La politique menée par le clan Sarkozy et ses soutiens parlementaires, si bien décrite par Denis KESSLER, est toute entière tournée vers la satisfaction des besoins des plus riches au mépris des solidarités collectives et du progrès social. La privatisation de grands services publics comme la poste ou Gaz de France, la casse du système de santé publique, des retraites ou de l’éducation nationale, les cadeaux fiscaux aux plus aisés, participent de cette logique égoiste qui sacrifie l’accès de tous aux biens communs pour satisfaire les intérêts d’une minorité. Ils veulent en finir avec les conquêtes sociales de la Libération, avec les acquis du monde du travail arrachés de haute lutte tout au long du XXème siècle. Jamais depuis le gouvernement de Vichy, notre pays pays n’avait connu une telle régression sociale. Elle s’accompagne d’une régression démocratique sans précédent comme avec le projet de fichier Edvige qui prévoit de ficher les militants politiques ou syndicaux, les élus, les personnes suivant leur orientation sexuelle ou leur origine ethnique. Cette politique est l’inverse de ce pour quoi, les nôtres et au delà, l’ensemble des Résistants, se sont battus.

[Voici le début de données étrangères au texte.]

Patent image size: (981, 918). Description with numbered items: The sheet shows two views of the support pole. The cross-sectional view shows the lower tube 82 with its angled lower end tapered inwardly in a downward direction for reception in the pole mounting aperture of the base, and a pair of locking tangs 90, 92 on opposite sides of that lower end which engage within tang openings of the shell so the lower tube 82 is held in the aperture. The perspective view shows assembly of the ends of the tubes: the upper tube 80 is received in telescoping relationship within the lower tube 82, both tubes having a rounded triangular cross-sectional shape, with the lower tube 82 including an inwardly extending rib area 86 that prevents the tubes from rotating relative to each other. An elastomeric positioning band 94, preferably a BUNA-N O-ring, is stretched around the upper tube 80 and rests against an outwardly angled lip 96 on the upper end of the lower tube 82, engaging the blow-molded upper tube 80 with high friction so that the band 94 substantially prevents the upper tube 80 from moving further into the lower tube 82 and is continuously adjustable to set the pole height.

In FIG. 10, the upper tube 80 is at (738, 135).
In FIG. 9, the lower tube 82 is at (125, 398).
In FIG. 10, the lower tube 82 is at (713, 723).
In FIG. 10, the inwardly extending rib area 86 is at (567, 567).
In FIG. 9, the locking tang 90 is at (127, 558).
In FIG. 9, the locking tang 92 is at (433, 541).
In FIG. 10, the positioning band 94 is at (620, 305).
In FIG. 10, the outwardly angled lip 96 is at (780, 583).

Alors oui, plus que jamais, il faut résister. Résister à l’ordre nouveau libéral, à cette mondialisation qui met en concurrence les hommes et les territoires dans une guerre économique sans merci qui génère chômage et précarité. Résister pour combattre la guerre qui sert les desseins de quelques grandes puissances. Résister pour combattre le racisme, l’antisémitisme, les discriminations de toutes sortes et tous les obscurantismes qui fleurissent sur le terreau de la désespérance.

Les communistes oeuvrent pour ouvrir les voies d’un autre avenir pour l’humanité. Celui ci passe par une autre répartition des richesses pour garantir l’égal accès de tous à l’éducation, à la santé, au logement, à l’emploi, à la culture, aux loisirs et aux vacances. Ils veulent travailler à un projet réellement progressiste, dans le rassemblement le plus large.

Hier comme aujourd’hui nous répondons présents pour relever le défi de l’émancipation humaine. Il n’est pas de combat plus actuel et plus moderne. Il n’en est pas de plus urgent.

Je vous remercie. »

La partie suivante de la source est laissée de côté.